I have a loop over a vector of ordered integers. Inside the loop, I do some operations on the integers to determine if they are kept or discarded for the rest of the program. After the loop, I need to have a vector containing the kept integers, also ordered.
Since the vector of integers is rather large (can be around 50 billions), I'm using openmp to parallelize the loop, and I came up with the following code. To keep the good integers ordered, I use the static clause and private vectors, that are merged after loop completion.

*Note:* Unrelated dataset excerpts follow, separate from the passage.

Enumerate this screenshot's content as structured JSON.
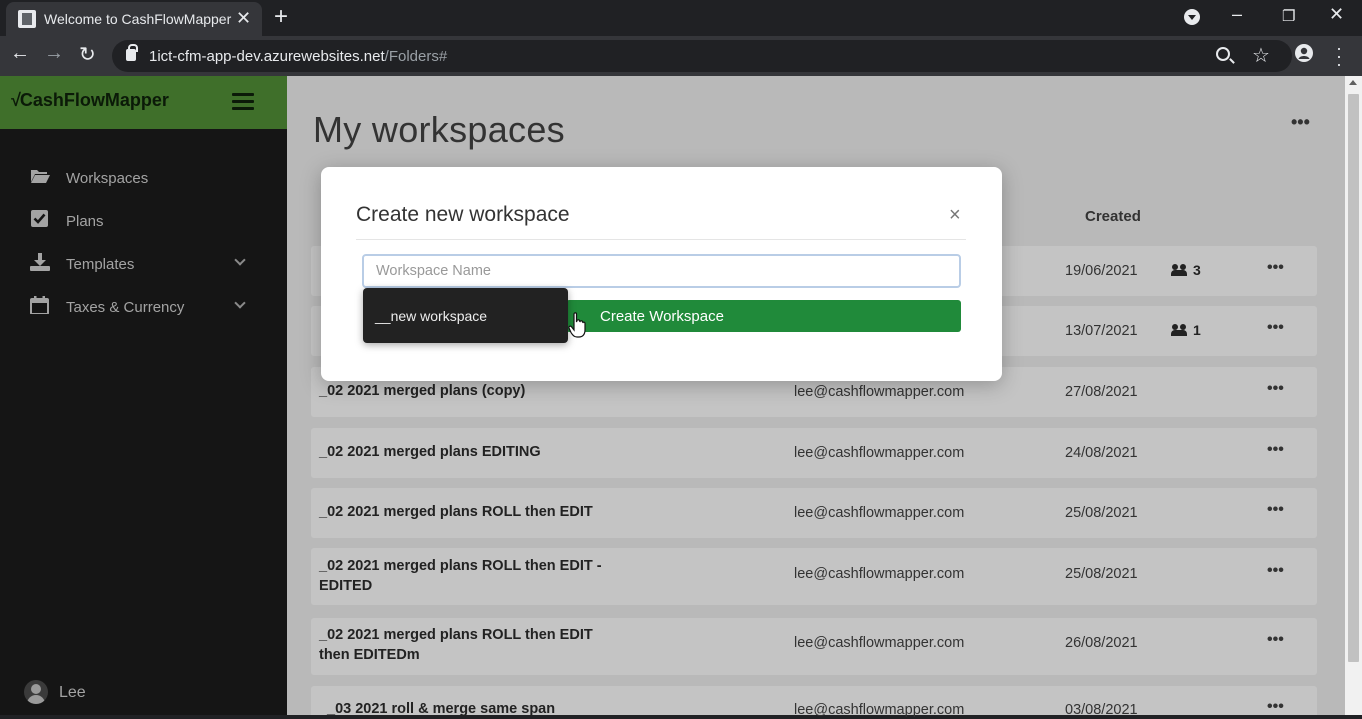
{
  "browser": {
    "tab_title": "Welcome to CashFlowMapper",
    "url_host": "1ict-cfm-app-dev.azurewebsites.net",
    "url_path": "/Folders#"
  },
  "app": {
    "brand": "CashFlowMapper",
    "nav": [
      {
        "label": "Workspaces",
        "icon": "folder-open-icon"
      },
      {
        "label": "Plans",
        "icon": "checkbox-icon"
      },
      {
        "label": "Templates",
        "icon": "download-icon",
        "expandable": true
      },
      {
        "label": "Taxes & Currency",
        "icon": "calendar-icon",
        "expandable": true
      }
    ],
    "user": "Lee"
  },
  "main": {
    "title": "My workspaces",
    "page_menu": "•••",
    "columns": {
      "created": "Created"
    },
    "rows": [
      {
        "name": "",
        "owner": "",
        "date": "19/06/2021",
        "shared": "3"
      },
      {
        "name": "",
        "owner": "",
        "date": "13/07/2021",
        "shared": "1"
      },
      {
        "name": "_02 2021 merged plans (copy)",
        "owner": "lee@cashflowmapper.com",
        "date": "27/08/2021",
        "shared": ""
      },
      {
        "name": "_02 2021 merged plans EDITING",
        "owner": "lee@cashflowmapper.com",
        "date": "24/08/2021",
        "shared": ""
      },
      {
        "name": "_02 2021 merged plans ROLL then EDIT",
        "owner": "lee@cashflowmapper.com",
        "date": "25/08/2021",
        "shared": ""
      },
      {
        "name": "_02 2021 merged plans ROLL then EDIT - EDITED",
        "owner": "lee@cashflowmapper.com",
        "date": "25/08/2021",
        "shared": ""
      },
      {
        "name": "_02 2021 merged plans ROLL then EDIT then EDITEDm",
        "owner": "lee@cashflowmapper.com",
        "date": "26/08/2021",
        "shared": ""
      },
      {
        "name": "_03 2021 roll & merge same span",
        "owner": "lee@cashflowmapper.com",
        "date": "03/08/2021",
        "shared": ""
      }
    ],
    "row_menu": "•••"
  },
  "modal": {
    "title": "Create new workspace",
    "close": "×",
    "input_placeholder": "Workspace Name",
    "input_value": "",
    "suggestion": "__new workspace",
    "submit_label": "Create Workspace"
  },
  "colors": {
    "brand_green": "#3f6f2a",
    "button_green": "#208a3a",
    "sidebar_bg": "#151515"
  }
}
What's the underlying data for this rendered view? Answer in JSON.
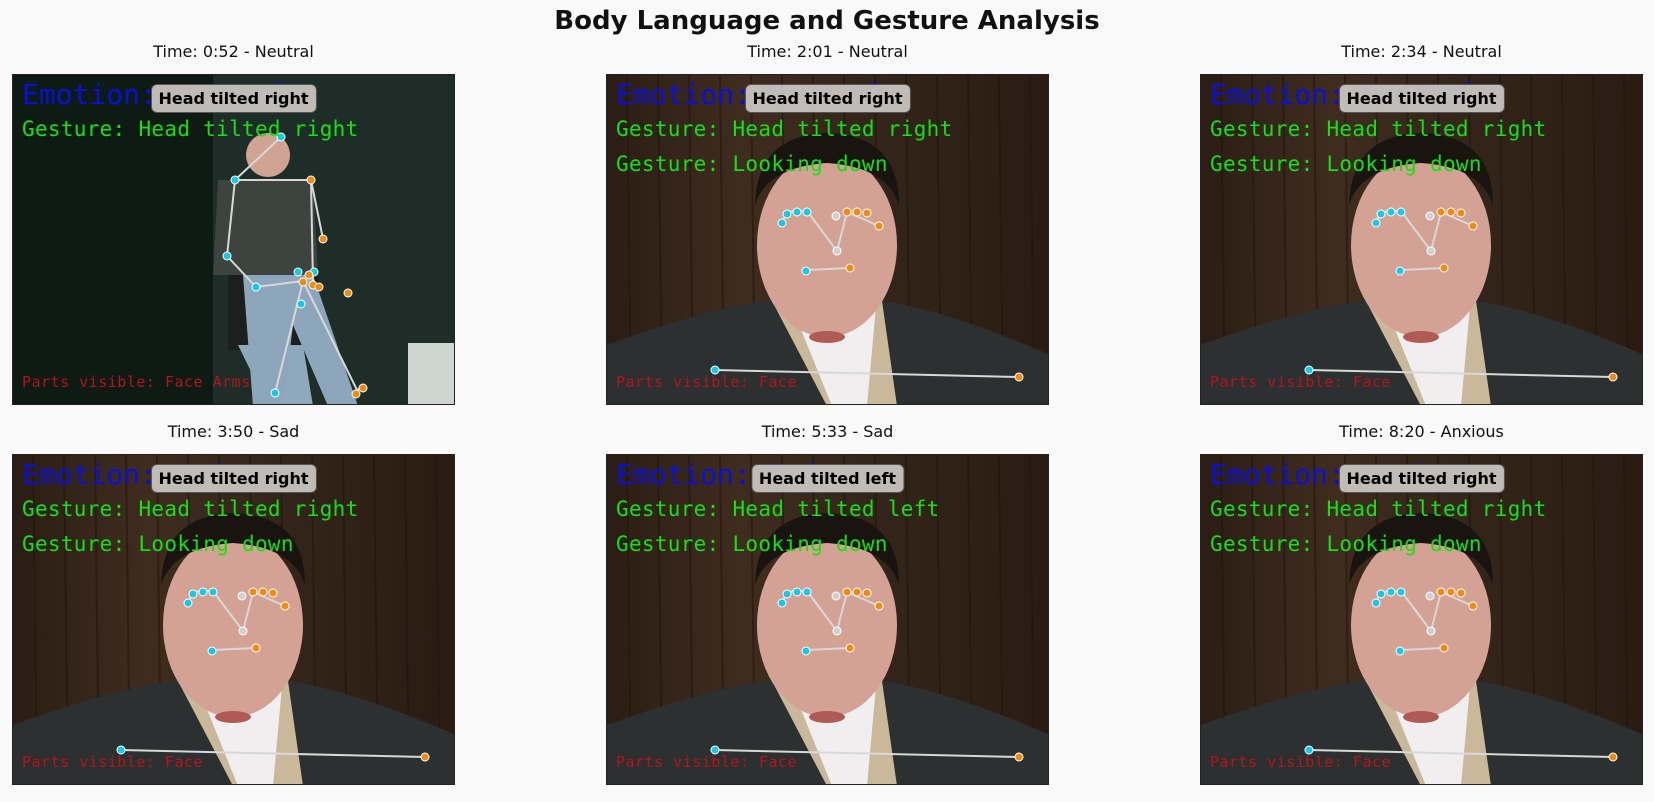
{
  "title": "Body Language and Gesture Analysis",
  "panels": [
    {
      "title": "Time: 0:52 - Neutral",
      "badge": "Head tilted right",
      "emotion": "Emotion: Neutral",
      "gestures": [
        "Gesture: Head tilted right"
      ],
      "parts": "Parts visible: Face Arms",
      "scene": "full-body"
    },
    {
      "title": "Time: 2:01 - Neutral",
      "badge": "Head tilted right",
      "emotion": "Emotion: Neutral",
      "gestures": [
        "Gesture: Head tilted right",
        "Gesture: Looking down"
      ],
      "parts": "Parts visible: Face",
      "scene": "closeup"
    },
    {
      "title": "Time: 2:34 - Neutral",
      "badge": "Head tilted right",
      "emotion": "Emotion: Neutral",
      "gestures": [
        "Gesture: Head tilted right",
        "Gesture: Looking down"
      ],
      "parts": "Parts visible: Face",
      "scene": "closeup"
    },
    {
      "title": "Time: 3:50 - Sad",
      "badge": "Head tilted right",
      "emotion": "Emotion: Sad",
      "gestures": [
        "Gesture: Head tilted right",
        "Gesture: Looking down"
      ],
      "parts": "Parts visible: Face",
      "scene": "closeup"
    },
    {
      "title": "Time: 5:33 - Sad",
      "badge": "Head tilted left",
      "emotion": "Emotion: Sad",
      "gestures": [
        "Gesture: Head tilted left",
        "Gesture: Looking down"
      ],
      "parts": "Parts visible: Face",
      "scene": "closeup"
    },
    {
      "title": "Time: 8:20 - Anxious",
      "badge": "Head tilted right",
      "emotion": "Emotion: Anxious",
      "gestures": [
        "Gesture: Head tilted right",
        "Gesture: Looking down"
      ],
      "parts": "Parts visible: Face",
      "scene": "closeup"
    }
  ],
  "colors": {
    "emotion_text": "#0a10d8",
    "gesture_text": "#15e20f",
    "parts_text": "#b4141a",
    "keypoint_left": "#18c8e6",
    "keypoint_right": "#f08a10",
    "skeleton": "#d8d8d8"
  }
}
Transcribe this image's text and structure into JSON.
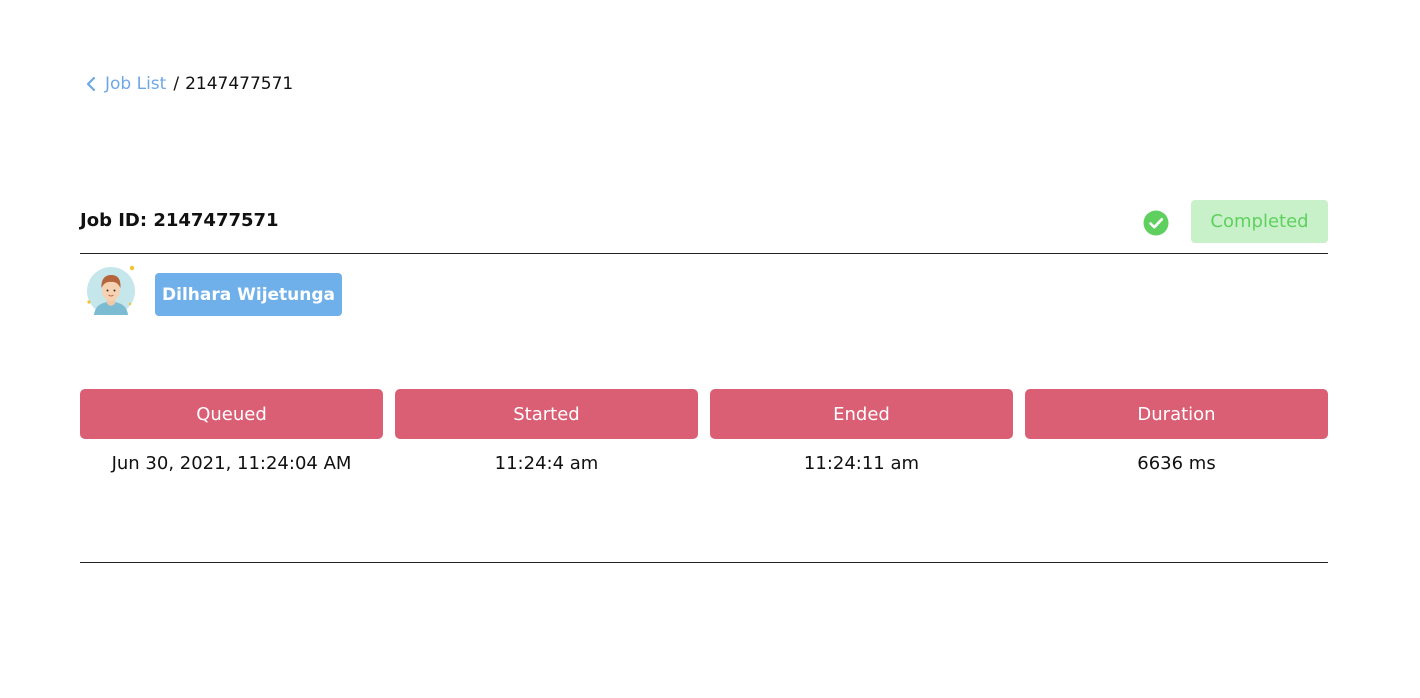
{
  "breadcrumb": {
    "back_label": "Job List",
    "separator": "/",
    "current": "2147477571",
    "back_icon": "chevron-left-icon"
  },
  "job": {
    "id_label": "Job ID: 2147477571",
    "status": "Completed",
    "status_icon": "check-circle-icon",
    "user_name": "Dilhara Wijetunga",
    "avatar_icon": "user-avatar"
  },
  "timing": {
    "columns": [
      {
        "label": "Queued",
        "value": "Jun 30, 2021, 11:24:04 AM"
      },
      {
        "label": "Started",
        "value": "11:24:4 am"
      },
      {
        "label": "Ended",
        "value": "11:24:11 am"
      },
      {
        "label": "Duration",
        "value": "6636 ms"
      }
    ]
  },
  "colors": {
    "link": "#6fa8e6",
    "status_bg": "#c9f1c9",
    "status_text": "#5fd05f",
    "user_chip": "#6fb0ea",
    "header_cell": "#da5e74"
  }
}
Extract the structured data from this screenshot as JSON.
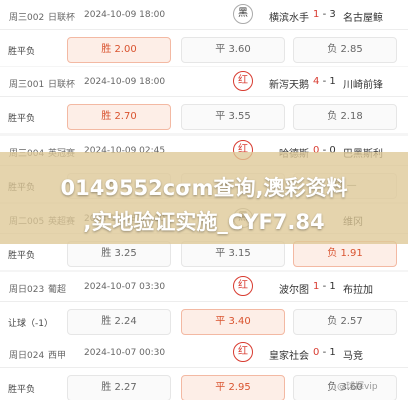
{
  "cards": [
    {
      "code": "周三002",
      "league": "日联杯",
      "time": "2024-10-09 18:00",
      "rec": "黑",
      "rec_color": "black",
      "home": "横滨水手",
      "home_score": "1",
      "sep": "-",
      "away_score": "3",
      "away": "名古屋鲸",
      "odds_type": "胜平负",
      "win": "胜 2.00",
      "draw": "平 3.60",
      "lose": "负 2.85",
      "selected": "win"
    },
    {
      "code": "周三001",
      "league": "日联杯",
      "time": "2024-10-09 18:00",
      "rec": "红",
      "rec_color": "red",
      "home": "新泻天鹅",
      "home_score": "4",
      "sep": "-",
      "away_score": "1",
      "away": "川崎前锋",
      "odds_type": "胜平负",
      "win": "胜 2.70",
      "draw": "平 3.55",
      "lose": "负 2.18",
      "selected": "win"
    },
    {
      "code": "周三004",
      "league": "英冠赛",
      "time": "2024-10-09 02:45",
      "rec": "红",
      "rec_color": "red",
      "home": "哈德斯",
      "home_score": "0",
      "sep": "-",
      "away_score": "0",
      "away": "巴黑斯利",
      "odds_type": "胜平负",
      "win": "胜 —",
      "draw": "平 —",
      "lose": "负 —",
      "selected": "none"
    },
    {
      "code": "周二005",
      "league": "英超赛",
      "time": "2024-10-08 03:00",
      "rec": "黑",
      "rec_color": "black",
      "home": "",
      "home_score": "",
      "sep": "",
      "away_score": "",
      "away": "维冈",
      "odds_type": "胜平负",
      "win": "胜 3.25",
      "draw": "平 3.15",
      "lose": "负 1.91",
      "selected": "lose"
    },
    {
      "code": "周日023",
      "league": "葡超",
      "time": "2024-10-07 03:30",
      "rec": "红",
      "rec_color": "red",
      "home": "波尔图",
      "home_score": "1",
      "sep": "-",
      "away_score": "1",
      "away": "布拉加",
      "odds_type": "让球（-1）",
      "win": "胜 2.24",
      "draw": "平 3.40",
      "lose": "负 2.57",
      "selected": "draw"
    },
    {
      "code": "周日024",
      "league": "西甲",
      "time": "2024-10-07 00:30",
      "rec": "红",
      "rec_color": "red",
      "home": "皇家社会",
      "home_score": "0",
      "sep": "-",
      "away_score": "1",
      "away": "马竞",
      "odds_type": "胜平负",
      "win": "胜 2.27",
      "draw": "平 2.95",
      "lose": "负 3.60",
      "selected": "draw"
    }
  ],
  "overlay": {
    "line1": "0149552cσm查询,澳彩资料",
    "line2": ",实地验证实施_CYF7.84"
  },
  "watermark": "@球探vip"
}
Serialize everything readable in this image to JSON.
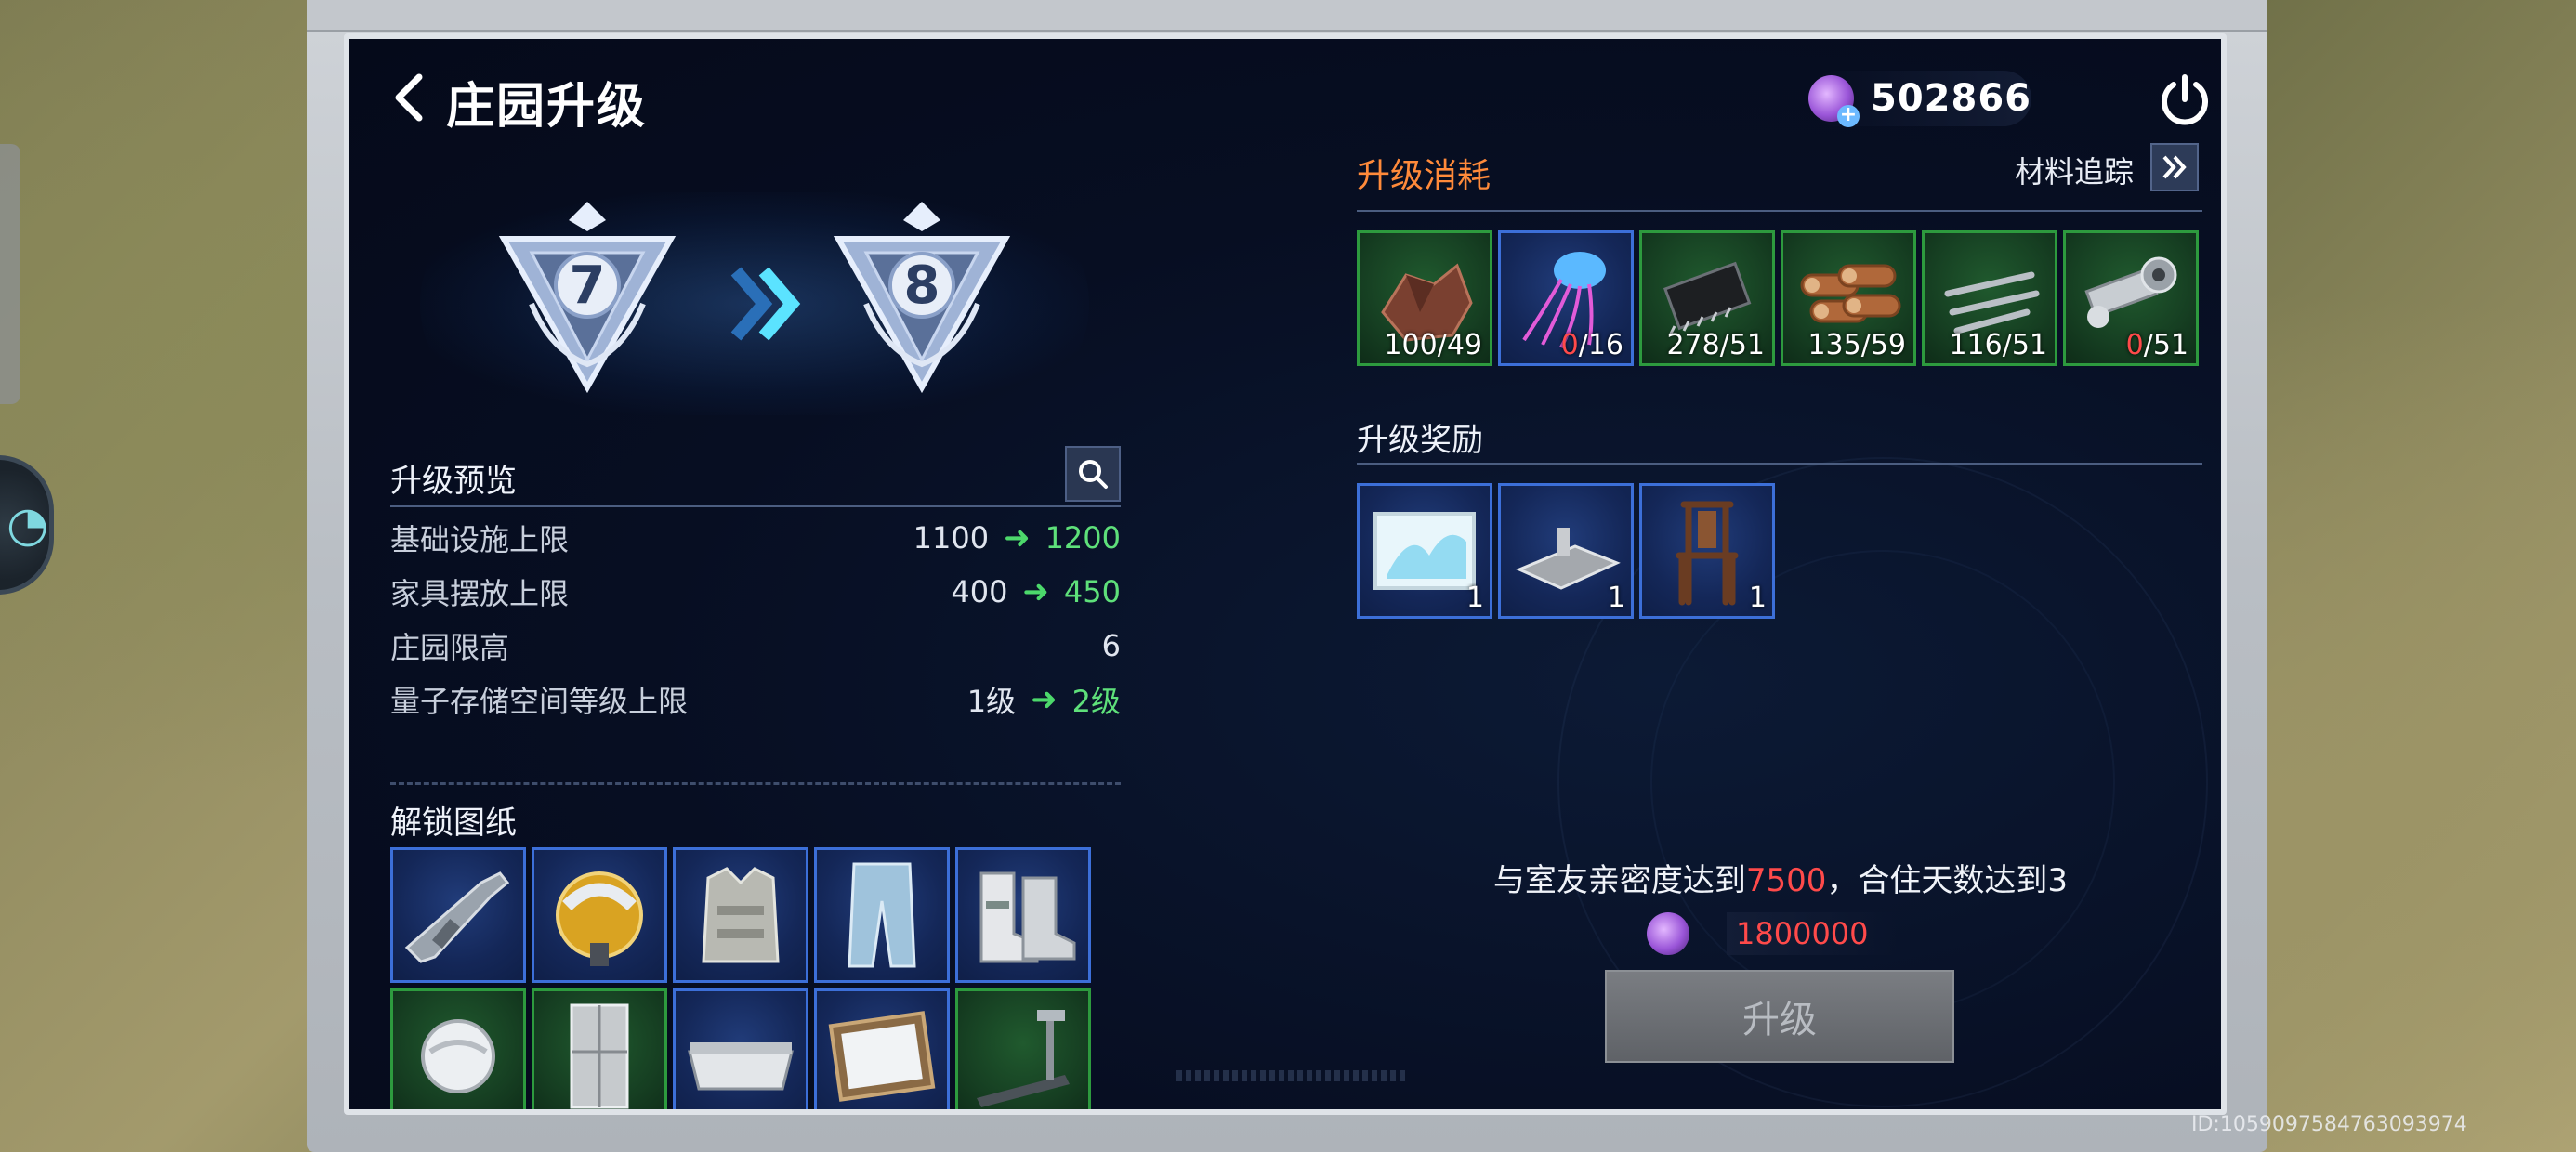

std::vector<unsigned> large_int_vector;
// vector filling and ordered...
std::vector<std::vector<unsigned> > good_int_threads;
#pragma omp parallel
{
int num_threads = omp_get_num_threads();
int i_thread = omp_get_thread_num();
#pragma omp single
{
good_int_threads.resize(num_threads);
}
#pragma omp for schedule(static)
for (std::size_t i = 0; i < large_int_vector.size(); i++) {
bool is_good_int = true;
// some operations on large_int_vector[i]
if (is_good_int)
good_int_threads[i_thread].push_back(large_int_vector[i]);
}
}
std::vector<unsigned> good_int;
for (unsigned i = 0; i != good_int_threads.size(); i++) {
good_int.insert(good_int.end(),good_int_threads[i].begin(),good_int_threads[i].end());
}
This works correctly, but does not scale well. The reason is that most (it depends on the number of threads, but is typically > 50% and can be up to 100% if using only 2 or 3 threads) of the good integers are located in the "begining" of large_int_vector.
More precisely, the work done in the for loop is to apply some operations to the integers. If a single one fails, the integer is discarded and we can immediately move to the next integer. On the other hand, for the integer to be kept, it has to pass all the operations. Obviously, this induces a work imbalance, which explains the poor scaling.
The size of good_int is typically ~large_int_vector/50, so around 1 billion.
How could I improve my code ?